When I was a teenager I once found myself in a horrible situation, I learned in that very moment that fear is the most powerful human emotion in existence. I didn’t know at that time, but I had no idea what fear was until I was faced with my child being diagnosed with NF. I fight every minute of every day not to succumb to that fear. I have to remind myself repeatedly that this is no time to fall apart, my child needs me to fight for him. He needs me to be involved in these programs and do everything in my power to add funding to this research. It’s his only hope. By being involved in these programs, an added bonus is he is no longer only an NF patient and sufferer. He is an NF Hero.
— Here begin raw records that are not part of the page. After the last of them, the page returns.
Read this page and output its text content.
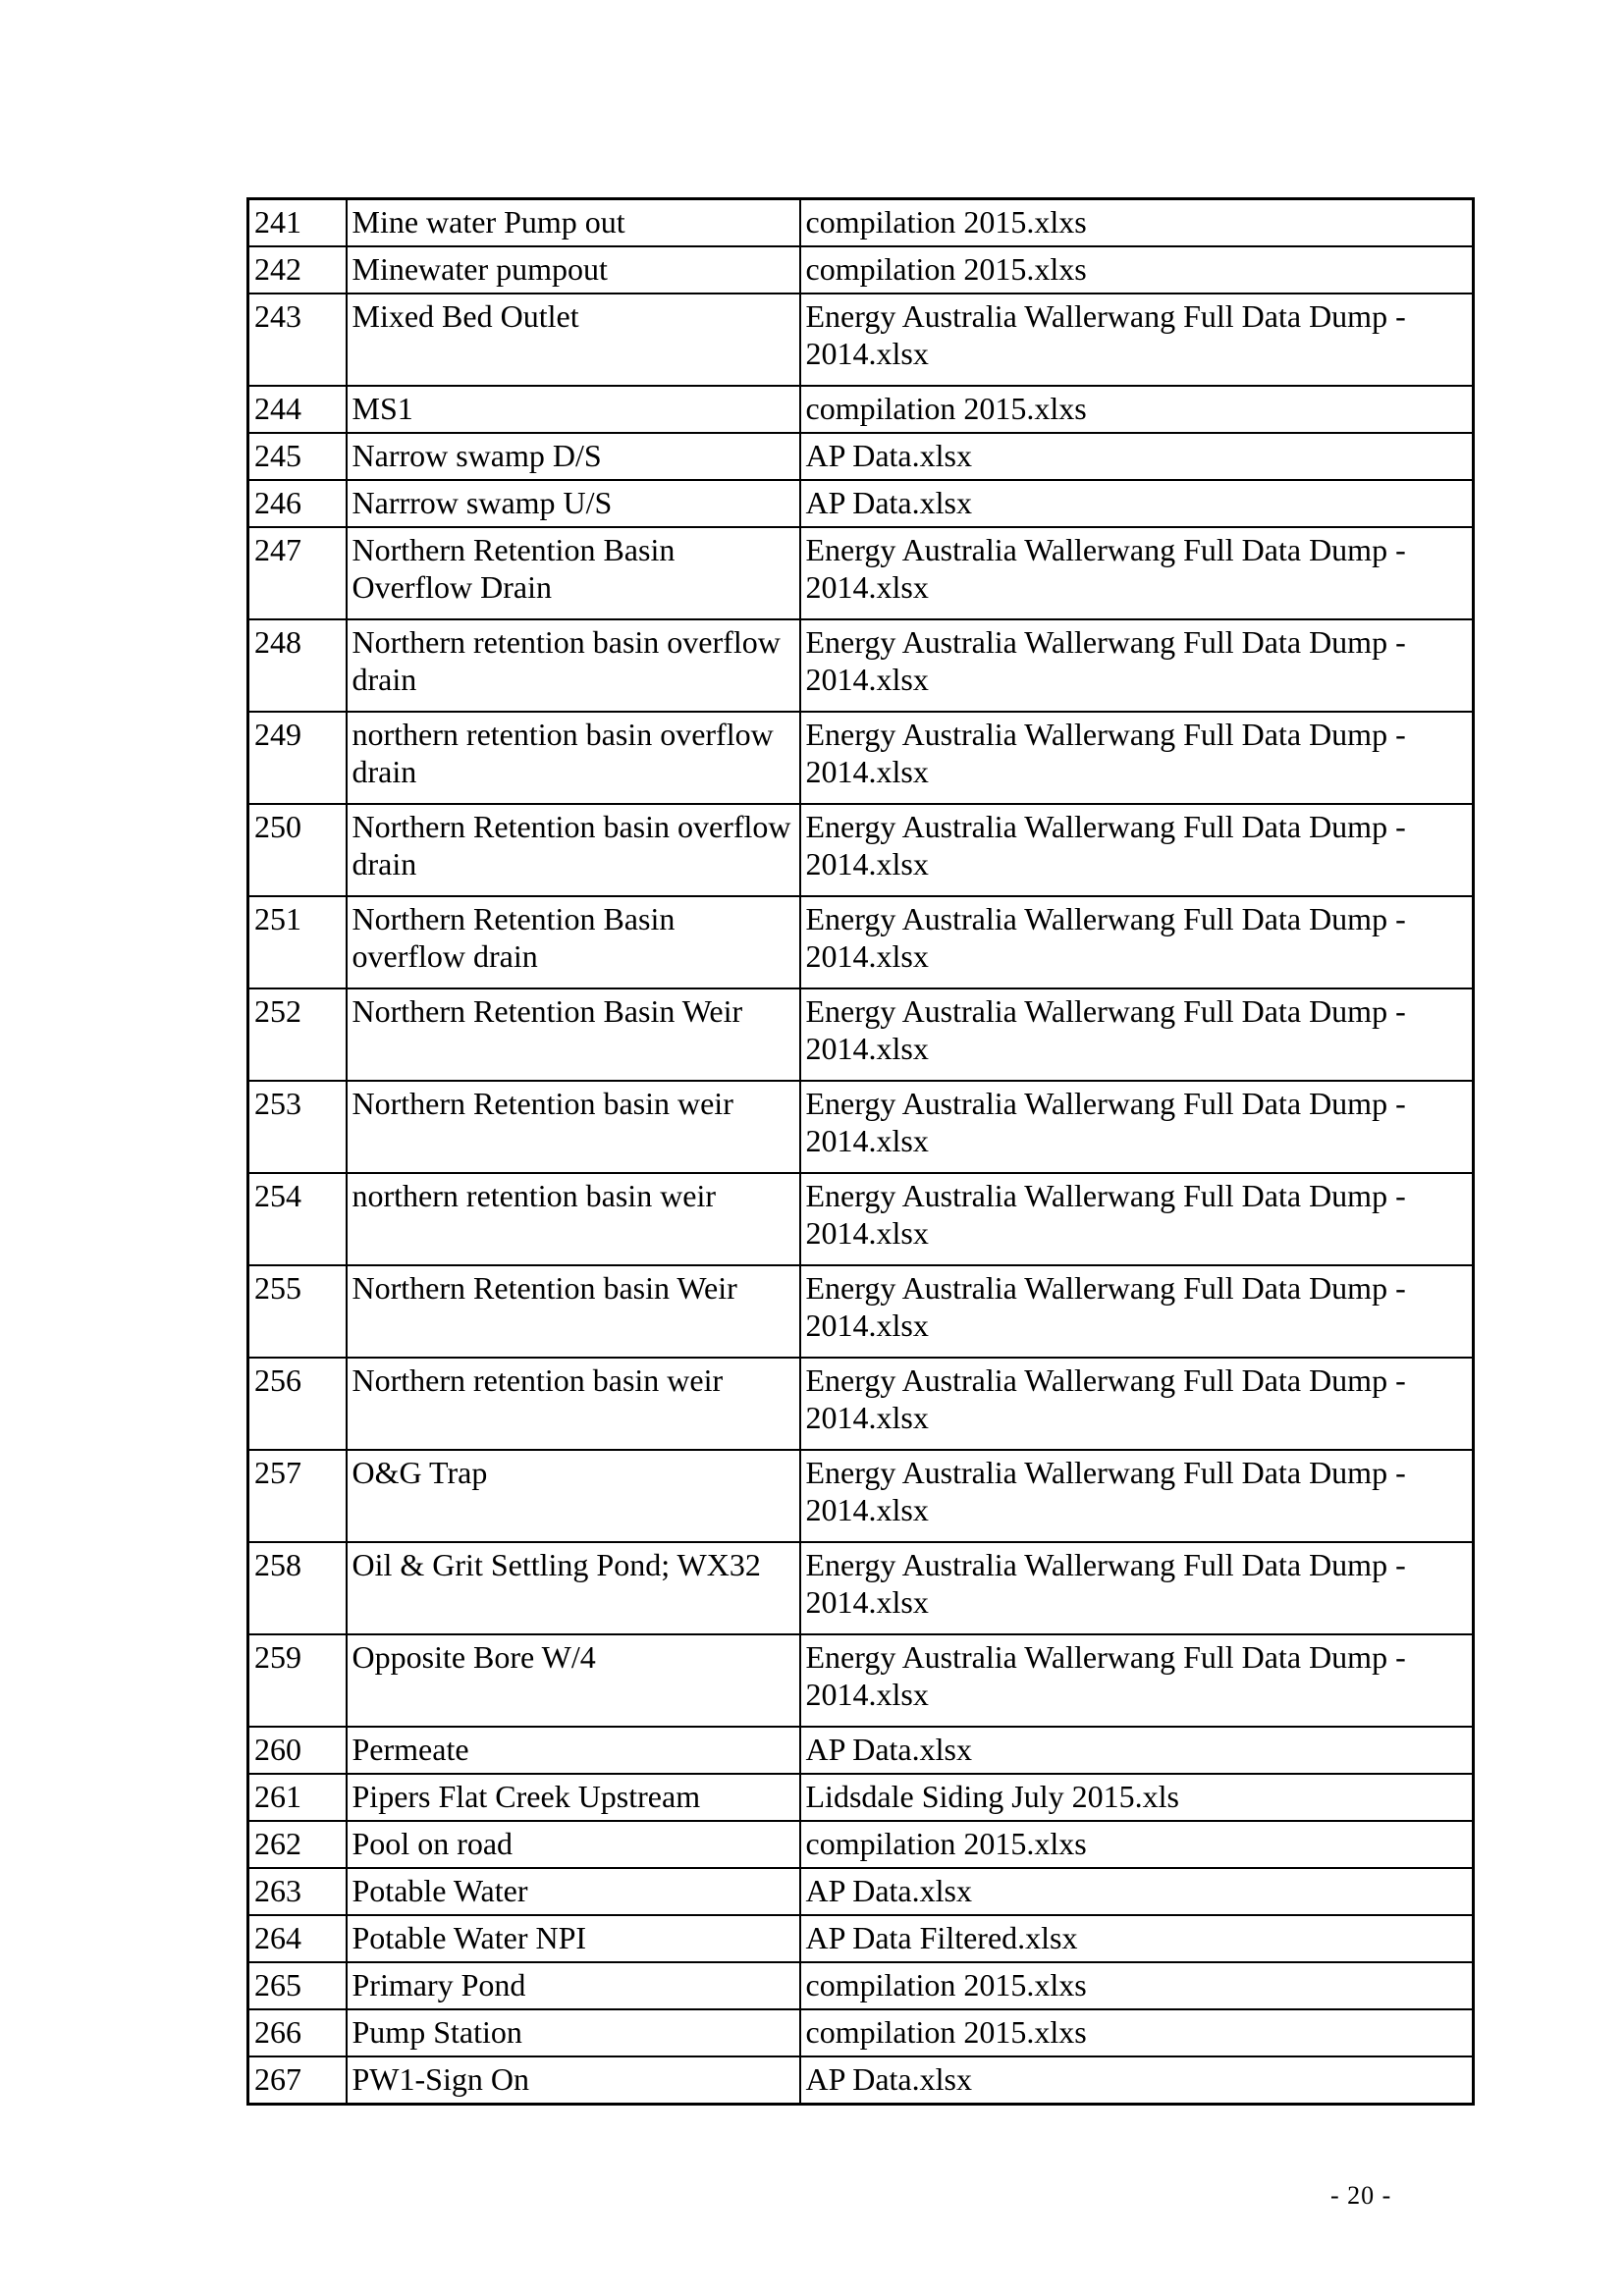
241	Mine water Pump out	compilation 2015.xlxs
242	Minewater pumpout	compilation 2015.xlxs
243	Mixed Bed Outlet	Energy Australia Wallerwang Full Data Dump - 2014.xlsx
244	MS1	compilation 2015.xlxs
245	Narrow swamp D/S	AP Data.xlsx
246	Narrrow swamp U/S	AP Data.xlsx
247	Northern Retention Basin Overflow Drain	Energy Australia Wallerwang Full Data Dump - 2014.xlsx
248	Northern retention basin overflow drain	Energy Australia Wallerwang Full Data Dump - 2014.xlsx
249	northern retention basin overflow drain	Energy Australia Wallerwang Full Data Dump - 2014.xlsx
250	Northern Retention basin overflow drain	Energy Australia Wallerwang Full Data Dump - 2014.xlsx
251	Northern Retention Basin overflow drain	Energy Australia Wallerwang Full Data Dump - 2014.xlsx
252	Northern Retention Basin Weir	Energy Australia Wallerwang Full Data Dump - 2014.xlsx
253	Northern Retention basin weir	Energy Australia Wallerwang Full Data Dump - 2014.xlsx
254	northern retention basin weir	Energy Australia Wallerwang Full Data Dump - 2014.xlsx
255	Northern Retention basin Weir	Energy Australia Wallerwang Full Data Dump - 2014.xlsx
256	Northern retention basin weir	Energy Australia Wallerwang Full Data Dump - 2014.xlsx
257	O&G Trap	Energy Australia Wallerwang Full Data Dump - 2014.xlsx
258	Oil & Grit Settling Pond; WX32	Energy Australia Wallerwang Full Data Dump - 2014.xlsx
259	Opposite Bore W/4	Energy Australia Wallerwang Full Data Dump - 2014.xlsx
260	Permeate	AP Data.xlsx
261	Pipers Flat Creek Upstream	Lidsdale Siding July 2015.xls
262	Pool on road	compilation 2015.xlxs
263	Potable Water	AP Data.xlsx
264	Potable Water NPI	AP Data Filtered.xlsx
265	Primary Pond	compilation 2015.xlxs
266	Pump Station	compilation 2015.xlxs
267	PW1-Sign On	AP Data.xlsx
- 20 -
He will not only remember his childhood spent in a hospital or on constant pain medication – he’ll remember the amazing feeling of being the star at the Daytona International Speedway, sitting high upon a driver’s shoulders. Like we were all just there for him, acknowledging his brave battle.


My apologies if my thoughts are scattered at times, navigating the war with NF is sometimes a very tricky maze. Many times when we hit a wall in front of us, we have to double back and try another way to either convey our message or find the right path towards our end goal; ending Neurofibromatosis through research.